I also felt a lot of guilt about what I thought I “should” be doing, and I worried a lot about my kids. Those things were big, but once I named them they felt a little easier to deal with.
How Can You Fix It?
Now that you’ve got your list, use the next page of the worksheet to brainstorm and write down ideas that can help you tame each item in that 20%. These don’t have to be long term solutions, just some small changes you can implement to get the ball rolling on change. Can you delegate, eliminate, or simplify any of them?
For example, my personal solutions to the “Meal Planning & Picky Eaters” item included:
- Create a 1-week rotation of seasonal dinners that 3 out of 5 of us like.
- Create a 1-week rotation of lunches.
- Teach & expect kids (ages 3½+) to prepare their own breakfasts.
Some of these may be harder than others. My “Concern for kids” solutions mostly included things like focusing on my children’s already-established strength and responsibility, and relying on my faith. Those are hard things to do. But once I’d written them down, I had a plan to fall back on when those worrisome thoughts came into my mind.
Once you’ve got solutions written down, put a star next to the easiest one and start there. Post your solutions to that problem somewhere you will see them, and start implementing them little by little. Add a reminder to your calendar to check in on your progress in a weeks. Do you need to make any changes? Are you ready to tackle the next problem spot on your list?

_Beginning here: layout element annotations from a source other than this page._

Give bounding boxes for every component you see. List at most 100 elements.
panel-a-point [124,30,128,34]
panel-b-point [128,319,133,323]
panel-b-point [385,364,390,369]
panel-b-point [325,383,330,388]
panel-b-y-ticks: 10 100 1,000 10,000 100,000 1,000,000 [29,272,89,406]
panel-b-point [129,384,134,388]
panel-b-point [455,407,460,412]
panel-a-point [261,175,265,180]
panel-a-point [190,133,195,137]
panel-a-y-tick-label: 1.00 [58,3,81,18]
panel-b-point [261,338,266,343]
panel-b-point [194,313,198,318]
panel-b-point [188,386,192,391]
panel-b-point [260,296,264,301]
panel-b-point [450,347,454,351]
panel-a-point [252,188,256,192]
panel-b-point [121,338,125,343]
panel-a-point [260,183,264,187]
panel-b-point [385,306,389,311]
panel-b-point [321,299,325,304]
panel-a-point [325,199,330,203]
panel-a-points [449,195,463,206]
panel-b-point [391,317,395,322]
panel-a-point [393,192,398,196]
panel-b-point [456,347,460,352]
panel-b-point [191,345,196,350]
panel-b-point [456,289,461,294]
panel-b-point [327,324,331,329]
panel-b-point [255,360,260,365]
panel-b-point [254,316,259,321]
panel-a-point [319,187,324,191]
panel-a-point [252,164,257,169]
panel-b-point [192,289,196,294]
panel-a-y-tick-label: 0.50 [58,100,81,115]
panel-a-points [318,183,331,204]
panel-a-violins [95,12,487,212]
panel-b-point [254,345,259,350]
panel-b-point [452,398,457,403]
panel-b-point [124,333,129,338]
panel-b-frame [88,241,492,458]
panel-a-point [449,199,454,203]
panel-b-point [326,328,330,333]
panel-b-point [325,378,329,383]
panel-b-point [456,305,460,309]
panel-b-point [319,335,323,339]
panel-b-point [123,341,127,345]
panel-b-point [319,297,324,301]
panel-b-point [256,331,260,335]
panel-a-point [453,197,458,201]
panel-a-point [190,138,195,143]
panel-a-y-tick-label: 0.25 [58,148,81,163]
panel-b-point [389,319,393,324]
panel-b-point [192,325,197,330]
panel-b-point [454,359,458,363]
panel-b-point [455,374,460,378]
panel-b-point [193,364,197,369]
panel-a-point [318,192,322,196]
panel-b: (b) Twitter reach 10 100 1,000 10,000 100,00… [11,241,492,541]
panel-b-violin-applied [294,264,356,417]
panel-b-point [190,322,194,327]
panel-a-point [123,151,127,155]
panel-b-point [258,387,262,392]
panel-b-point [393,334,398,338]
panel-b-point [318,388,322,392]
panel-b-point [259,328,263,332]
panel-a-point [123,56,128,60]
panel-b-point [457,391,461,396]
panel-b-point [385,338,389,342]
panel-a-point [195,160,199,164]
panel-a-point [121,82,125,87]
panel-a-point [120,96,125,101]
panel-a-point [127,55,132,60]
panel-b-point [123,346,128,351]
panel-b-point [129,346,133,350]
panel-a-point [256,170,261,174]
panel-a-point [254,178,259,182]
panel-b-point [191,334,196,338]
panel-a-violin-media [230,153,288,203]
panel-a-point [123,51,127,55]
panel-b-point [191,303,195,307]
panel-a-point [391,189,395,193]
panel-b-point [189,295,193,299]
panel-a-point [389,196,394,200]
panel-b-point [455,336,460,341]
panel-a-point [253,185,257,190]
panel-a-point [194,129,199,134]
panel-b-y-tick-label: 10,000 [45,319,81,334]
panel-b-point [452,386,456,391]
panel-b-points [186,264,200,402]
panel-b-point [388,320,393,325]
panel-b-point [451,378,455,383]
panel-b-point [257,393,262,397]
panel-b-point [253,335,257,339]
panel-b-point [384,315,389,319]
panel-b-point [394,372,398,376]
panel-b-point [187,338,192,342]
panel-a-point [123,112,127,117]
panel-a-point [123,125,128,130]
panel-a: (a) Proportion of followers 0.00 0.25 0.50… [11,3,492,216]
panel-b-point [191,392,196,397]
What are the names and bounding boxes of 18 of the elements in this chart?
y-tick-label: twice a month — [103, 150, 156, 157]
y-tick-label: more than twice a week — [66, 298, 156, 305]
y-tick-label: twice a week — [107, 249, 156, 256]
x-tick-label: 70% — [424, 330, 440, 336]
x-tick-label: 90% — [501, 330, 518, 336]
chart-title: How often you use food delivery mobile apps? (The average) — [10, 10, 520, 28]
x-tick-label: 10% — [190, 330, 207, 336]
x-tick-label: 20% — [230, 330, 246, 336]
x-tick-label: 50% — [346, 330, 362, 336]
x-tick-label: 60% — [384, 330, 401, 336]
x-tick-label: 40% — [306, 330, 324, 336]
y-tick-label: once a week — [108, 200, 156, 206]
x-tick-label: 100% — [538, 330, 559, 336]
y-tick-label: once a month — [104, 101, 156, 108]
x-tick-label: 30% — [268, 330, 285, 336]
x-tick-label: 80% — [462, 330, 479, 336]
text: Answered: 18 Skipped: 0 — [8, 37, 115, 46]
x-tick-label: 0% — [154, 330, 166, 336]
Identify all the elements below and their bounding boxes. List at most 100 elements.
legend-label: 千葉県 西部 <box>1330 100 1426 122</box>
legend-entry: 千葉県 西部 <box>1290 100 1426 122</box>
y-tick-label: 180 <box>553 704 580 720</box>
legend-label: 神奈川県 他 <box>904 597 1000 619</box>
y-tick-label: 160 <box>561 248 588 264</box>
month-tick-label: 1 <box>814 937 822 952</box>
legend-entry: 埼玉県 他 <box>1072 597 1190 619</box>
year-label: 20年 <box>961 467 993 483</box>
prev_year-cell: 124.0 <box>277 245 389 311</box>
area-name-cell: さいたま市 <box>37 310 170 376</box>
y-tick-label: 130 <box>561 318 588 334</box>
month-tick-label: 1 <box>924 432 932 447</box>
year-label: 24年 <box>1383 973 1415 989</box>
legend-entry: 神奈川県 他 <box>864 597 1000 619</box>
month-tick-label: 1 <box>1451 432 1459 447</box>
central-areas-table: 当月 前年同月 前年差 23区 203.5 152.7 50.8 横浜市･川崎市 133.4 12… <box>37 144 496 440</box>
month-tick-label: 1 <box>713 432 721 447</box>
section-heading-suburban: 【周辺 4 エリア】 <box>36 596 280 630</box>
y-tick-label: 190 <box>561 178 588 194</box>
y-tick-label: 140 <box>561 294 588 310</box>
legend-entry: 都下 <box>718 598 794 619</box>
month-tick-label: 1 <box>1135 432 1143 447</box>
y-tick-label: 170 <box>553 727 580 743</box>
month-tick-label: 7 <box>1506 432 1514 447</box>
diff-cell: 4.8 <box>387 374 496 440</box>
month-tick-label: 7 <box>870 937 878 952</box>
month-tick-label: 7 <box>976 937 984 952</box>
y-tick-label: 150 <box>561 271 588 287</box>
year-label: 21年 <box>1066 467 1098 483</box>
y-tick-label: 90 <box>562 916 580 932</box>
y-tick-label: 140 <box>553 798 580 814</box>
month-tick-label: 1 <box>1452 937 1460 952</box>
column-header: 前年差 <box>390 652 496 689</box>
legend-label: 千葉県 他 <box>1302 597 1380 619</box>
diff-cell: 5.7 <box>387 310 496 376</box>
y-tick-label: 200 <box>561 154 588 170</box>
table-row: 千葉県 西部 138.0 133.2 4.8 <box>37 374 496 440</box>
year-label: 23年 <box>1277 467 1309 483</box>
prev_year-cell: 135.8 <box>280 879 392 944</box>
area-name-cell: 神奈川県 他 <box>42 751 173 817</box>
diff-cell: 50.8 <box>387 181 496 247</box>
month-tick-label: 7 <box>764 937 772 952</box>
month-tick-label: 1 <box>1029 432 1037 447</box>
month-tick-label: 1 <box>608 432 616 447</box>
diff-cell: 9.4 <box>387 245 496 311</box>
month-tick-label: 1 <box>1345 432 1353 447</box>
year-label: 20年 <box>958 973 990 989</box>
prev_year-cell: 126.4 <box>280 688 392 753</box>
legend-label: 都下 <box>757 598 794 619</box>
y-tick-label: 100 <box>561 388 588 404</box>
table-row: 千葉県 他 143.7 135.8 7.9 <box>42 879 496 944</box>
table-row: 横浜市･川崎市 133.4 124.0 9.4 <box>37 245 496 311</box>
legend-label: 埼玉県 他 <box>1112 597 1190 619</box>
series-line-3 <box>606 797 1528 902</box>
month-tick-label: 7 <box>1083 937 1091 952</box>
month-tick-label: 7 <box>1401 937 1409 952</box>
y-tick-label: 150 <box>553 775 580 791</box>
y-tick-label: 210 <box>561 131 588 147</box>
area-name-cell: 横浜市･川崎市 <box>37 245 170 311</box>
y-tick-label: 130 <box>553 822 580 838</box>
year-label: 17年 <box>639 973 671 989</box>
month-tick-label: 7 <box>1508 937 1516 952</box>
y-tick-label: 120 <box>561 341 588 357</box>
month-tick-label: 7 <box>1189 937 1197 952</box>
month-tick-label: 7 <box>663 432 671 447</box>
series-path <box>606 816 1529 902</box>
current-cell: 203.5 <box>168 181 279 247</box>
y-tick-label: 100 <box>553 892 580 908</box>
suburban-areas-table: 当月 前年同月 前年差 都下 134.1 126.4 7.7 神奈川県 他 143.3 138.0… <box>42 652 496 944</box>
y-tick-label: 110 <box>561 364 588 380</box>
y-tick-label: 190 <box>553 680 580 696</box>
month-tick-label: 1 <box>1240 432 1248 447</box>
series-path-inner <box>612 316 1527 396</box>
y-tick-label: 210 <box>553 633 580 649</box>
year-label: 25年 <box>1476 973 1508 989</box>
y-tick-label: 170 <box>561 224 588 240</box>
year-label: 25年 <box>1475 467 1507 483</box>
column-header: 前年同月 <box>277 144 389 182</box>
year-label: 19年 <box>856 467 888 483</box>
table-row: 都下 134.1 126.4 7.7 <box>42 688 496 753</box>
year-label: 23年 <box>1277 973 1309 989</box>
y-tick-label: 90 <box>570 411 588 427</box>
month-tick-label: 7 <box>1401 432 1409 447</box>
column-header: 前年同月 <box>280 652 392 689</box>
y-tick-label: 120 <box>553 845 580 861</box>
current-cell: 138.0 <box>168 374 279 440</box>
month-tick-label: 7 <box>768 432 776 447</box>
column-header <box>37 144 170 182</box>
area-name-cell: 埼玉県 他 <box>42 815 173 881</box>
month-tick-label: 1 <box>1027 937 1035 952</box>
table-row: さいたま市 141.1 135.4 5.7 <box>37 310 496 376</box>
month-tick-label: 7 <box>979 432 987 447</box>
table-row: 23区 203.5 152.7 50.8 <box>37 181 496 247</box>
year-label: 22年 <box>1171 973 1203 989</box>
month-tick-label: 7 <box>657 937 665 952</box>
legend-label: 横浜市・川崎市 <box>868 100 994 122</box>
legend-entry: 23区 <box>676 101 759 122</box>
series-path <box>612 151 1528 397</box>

While we’re all still going to have some things that stress us out or hurt our hearts, making changes to my twenty percent list has been really life-changing for me. I’m spending a lot less time doing the things that bring me down. I’m starting to feel more like that sunshiney, happy ten-year-old my mom wrote that note to.
What about you? What made your 20% list? What lightbulbs went on as you brainstormed how to change them? I’d love to hear how this goes for you!
1. CLUTTER! I’m dealing with that now and trying to tackle it… It’s overwhelming. Especially with not a lot of storage room and another baby on the way.
2. Laundry not folding itself and putting itself away and then taking over the bedroom floor…
3. Feeling like I’m doing this parenting thing all wrong.
3. Not meal planning or really having any interest in meal planning and then get frustrated with myself that there’s nothing to eat by 4:00 pm.
I feel like I am constantly clutter-busting! I go to Goodwill at least once a month, usually once a week. (Thursdays. It helps to have a day.) Where does all this stuff COME from? 😉
I love the layout of your blog! It is so easy to navigate and it has a calm feel to it.
What a great explanation of the 80/20 rule. I recently learned about it in a book but couldn’t quite understand its meaning until reading through this. Thanks! I’m going to give this a shot tonight.
I think this idea will change my life! Thanks for sharing!
It completely changed my perspective on so many of the monotonous things I do, too!